Keep the casualty from sustaining additional wounds.
Reassure the casualty.
d. If you can safely move the casualty to safety, do so. Administer only life-
saving hemorrhage control while still under enemy fire.
NOTE: Hemorrhage refers to serious bleeding.
(1) If the casualty has severe bleeding from a limb or has suffered
amputation of a limb, quickly apply a tourniquet before moving the casualty to safety.
Do not take time to check the casualty for breathing or airway obstruction.
(2) Move the casualty, his weapon, and any mission-essential equipment to
cover as the tactical situation permits. Do not take the time to move equipment that is
not mission essential.
You must determine the relative threat of the tactical situation versus the risk
to the casualty. Can you remove the casualty to a place of relative safety
without becoming a casualty yourself? Is the casualty safer where he is?

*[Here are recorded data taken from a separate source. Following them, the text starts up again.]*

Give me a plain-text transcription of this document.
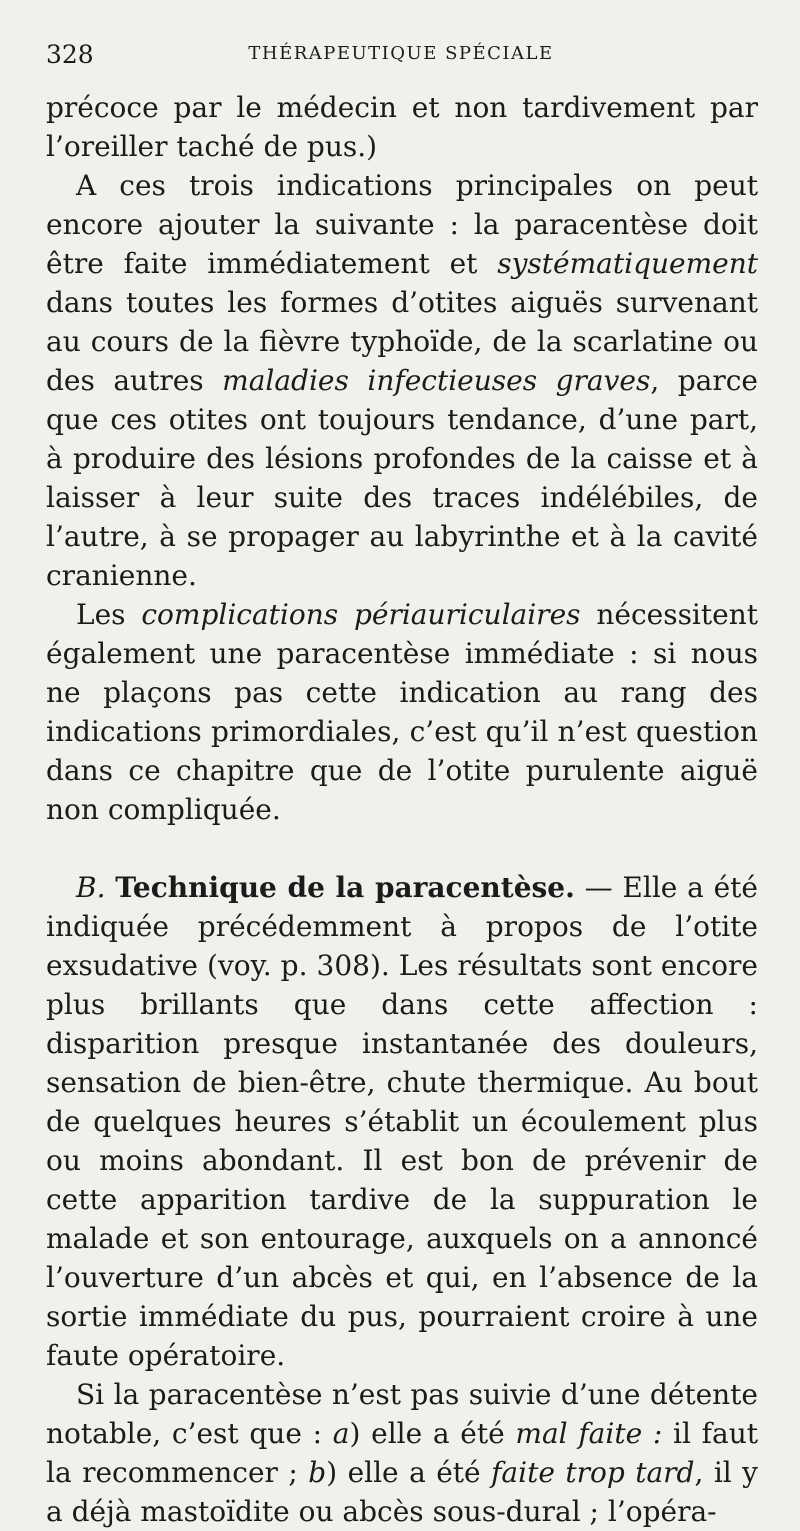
328	THÉRAPEUTIQUE SPÉCIALE

précoce par le médecin et non tardivement par l’oreiller taché de pus.)

A ces trois indications principales on peut encore ajouter la suivante : la paracentèse doit être faite immédiatement et systématiquement dans toutes les formes d’otites aiguës survenant au cours de la fièvre typhoïde, de la scarlatine ou des autres maladies infectieuses graves, parce que ces otites ont toujours tendance, d’une part, à produire des lésions profondes de la caisse et à laisser à leur suite des traces indélébiles, de l’autre, à se propager au labyrinthe et à la cavité cranienne.

Les complications périauriculaires nécessitent également une paracentèse immédiate : si nous ne plaçons pas cette indication au rang des indications primordiales, c’est qu’il n’est question dans ce chapitre que de l’otite purulente aiguë non compliquée.

B. Technique de la paracentèse. — Elle a été indiquée précédemment à propos de l’otite exsudative (voy. p. 308). Les résultats sont encore plus brillants que dans cette affection : disparition presque instantanée des douleurs, sensation de bien-être, chute thermique. Au bout de quelques heures s’établit un écoulement plus ou moins abondant. Il est bon de prévenir de cette apparition tardive de la suppuration le malade et son entourage, auxquels on a annoncé l’ouverture d’un abcès et qui, en l’absence de la sortie immédiate du pus, pourraient croire à une faute opératoire.

Si la paracentèse n’est pas suivie d’une détente notable, c’est que : a) elle a été mal faite : il faut la recommencer ; b) elle a été faite trop tard, il y a déjà mastoïdite ou abcès sous-dural ; l’opéra-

If possible, seek guidance and assistance from your leader.
e. Recheck the bleeding control measures as the tactical situation permits.

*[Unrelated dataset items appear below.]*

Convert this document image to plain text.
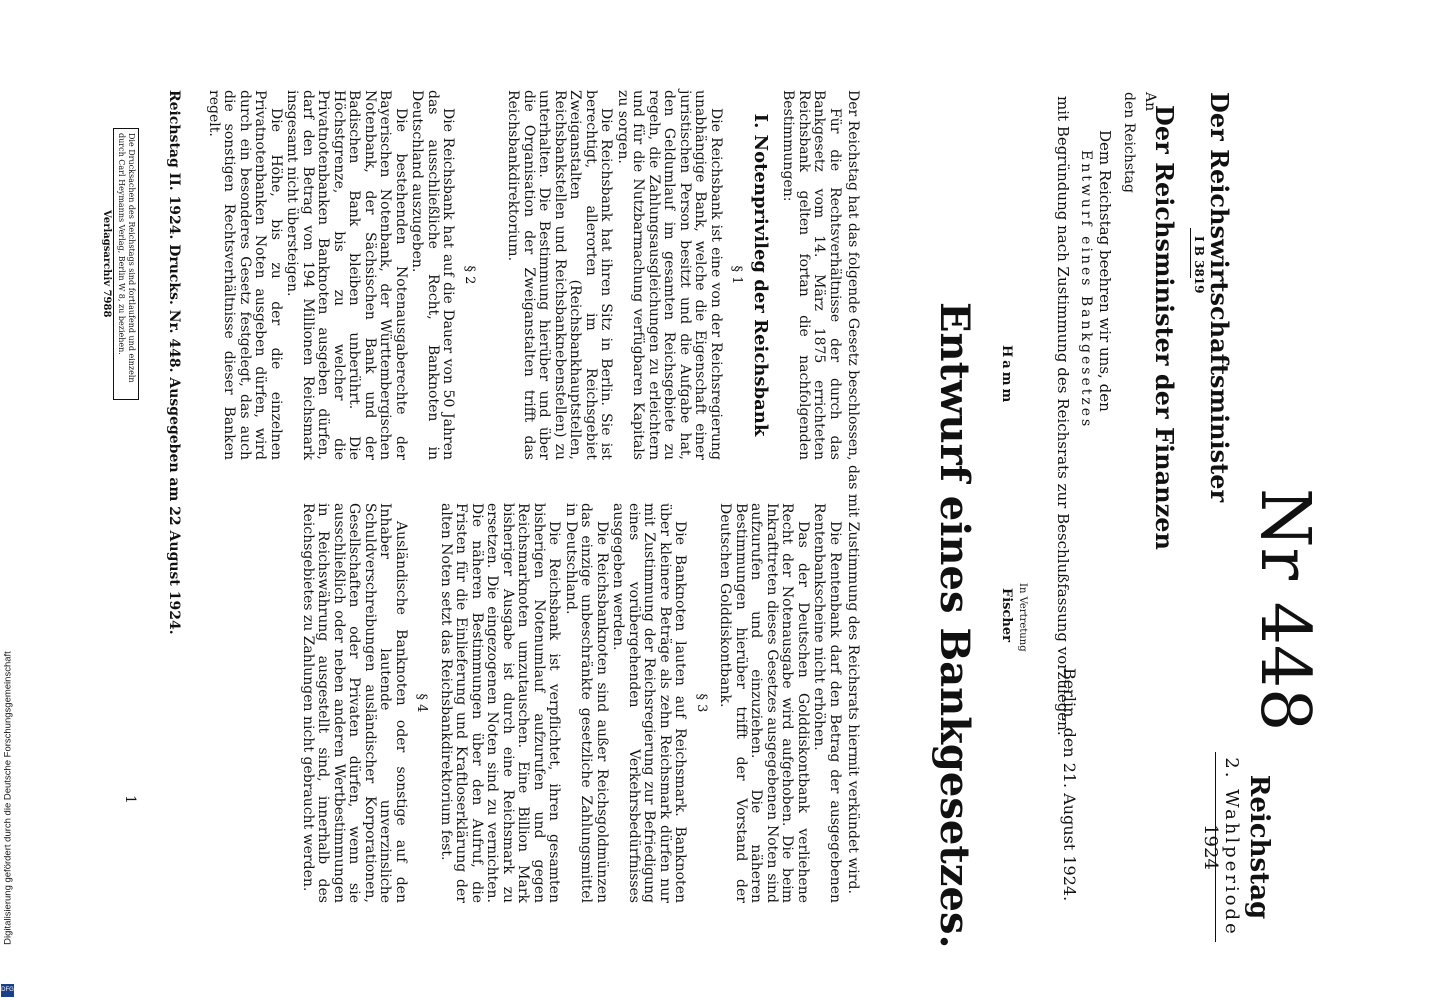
Reichstag
2. Wahlperiode
1924
Nr 448
Der Reichswirtschaftsminister
I B 3819
Der Reichsminister der Finanzen
Berlin, den 21. August 1924.
An
den Reichstag
Dem Reichstag beehren wir uns, den
Entwurf eines Bankgesetzes
mit Begründung nach Zustimmung des Reichsrats zur Beschlußfassung vorzulegen.
Hamm
In Vertretung
Fischer
Entwurf eines Bankgesetzes.
Der Reichstag hat das folgende Gesetz beschlossen, das mit Zustimmung des Reichsrats hiermit verkündet wird.

Für die Rechtsverhältnisse der durch das Bankgesetz vom 14. März 1875 errichteten Reichsbank gelten fortan die nachfolgenden Bestimmungen:

I. Notenprivileg der Reichsbank
§ 1

Die Reichsbank ist eine von der Reichsregierung unabhängige Bank, welche die Eigenschaft einer juristischen Person besitzt und die Aufgabe hat, den Geldumlauf im gesamten Reichsgebiete zu regeln, die Zahlungsausgleichungen zu erleichtern und für die Nutzbarmachung verfügbaren Kapitals zu sorgen.

Die Reichsbank hat ihren Sitz in Berlin. Sie ist berechtigt, allerorten im Reichsgebiet Zweiganstalten (Reichsbankhauptstellen, Reichsbankstellen und Reichsbanknebenstellen) zu unterhalten. Die Bestimmung hierüber und über die Organisation der Zweiganstalten trifft das Reichsbankdirektorium.

§ 2

Die Reichsbank hat auf die Dauer von 50 Jahren das ausschließliche Recht, Banknoten in Deutschland auszugeben.

Die bestehenden Notenausgaberechte der Bayerischen Notenbank, der Württembergischen Notenbank, der Sächsischen Bank und der Badischen Bank bleiben unberührt. Die Höchstgrenze, bis zu welcher die Privatnotenbanken Banknoten ausgeben dürfen, darf den Betrag von 194 Millionen Reichsmark insgesamt nicht übersteigen.

Die Höhe, bis zu der die einzelnen Privatnotenbanken Noten ausgeben dürfen, wird durch ein besonderes Gesetz festgelegt, das auch die sonstigen Rechtsverhältnisse dieser Banken regelt.

Die Rentenbank darf den Betrag der ausgegebenen Rentenbankscheine nicht erhöhen.

Das der Deutschen Golddiskontbank verliehene Recht der Notenausgabe wird aufgehoben. Die beim Inkrafttreten dieses Gesetzes ausgegebenen Noten sind aufzurufen und einzuziehen. Die näheren Bestimmungen hierüber trifft der Vorstand der Deutschen Golddiskontbank.

§ 3

Die Banknoten lauten auf Reichsmark. Banknoten über kleinere Beträge als zehn Reichsmark dürfen nur mit Zustimmung der Reichsregierung zur Befriedigung eines vorübergehenden Verkehrsbedürfnisses ausgegeben werden.

Die Reichsbanknoten sind außer Reichsgoldmünzen das einzige unbeschränkte gesetzliche Zahlungsmittel in Deutschland.

Die Reichsbank ist verpflichtet, ihren gesamten bisherigen Notenumlauf aufzurufen und gegen Reichsmarknoten umzutauschen. Eine Billion Mark bisheriger Ausgabe ist durch eine Reichsmark zu ersetzen. Die eingezogenen Noten sind zu vernichten. Die näheren Bestimmungen über den Aufruf, die Fristen für die Einlieferung und Kraftloserklärung der alten Noten setzt das Reichsbankdirektorium fest.

§ 4

Ausländische Banknoten oder sonstige auf den Inhaber lautende unverzinsliche Schuldverschreibungen ausländischer Korporationen, Gesellschaften oder Privaten dürfen, wenn sie ausschließlich oder neben anderen Wertbestimmungen in Reichswährung ausgestellt sind, innerhalb des Reichsgebietes zu Zahlungen nicht gebraucht werden.

1
Die Drucksachen des Reichstags sind fortlaufend und einzeln durch Carl Heymanns Verlag, Berlin W 8, zu beziehen.	Reichstag II. 1924. Drucks. Nr. 448. Ausgegeben am 22 August 1924.
Verlagsarchiv 7988
Digitalisierung gefördert durch die Deutsche Forschungsgemeinschaft
DFG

PERFORMING TACTICAL FIELD CARE
Perform tactical field care when you and the casualty are no longer under direct
Tactical field care also applies to situations in which an injury has occurred on
a mission when there is no hostile fire. Available medical supplies are
limited to those carried into the field by individual soldiers.
a. Communication. Communicate the medical situation to the unit leader.
Ensure that the tactical situation allows time to treat the casualty before initiating
treatment procedures. Inform the unit leader if:
The casualty will not be able to continue his mission.
There is any significant change in casualty's status.
b. General Impression. Form a general impression of the casualty as you
approach (extent of injuries, chance of survival, and so forth). Continue to evaluate the
tactical situation for possible danger to yourself and the casualty.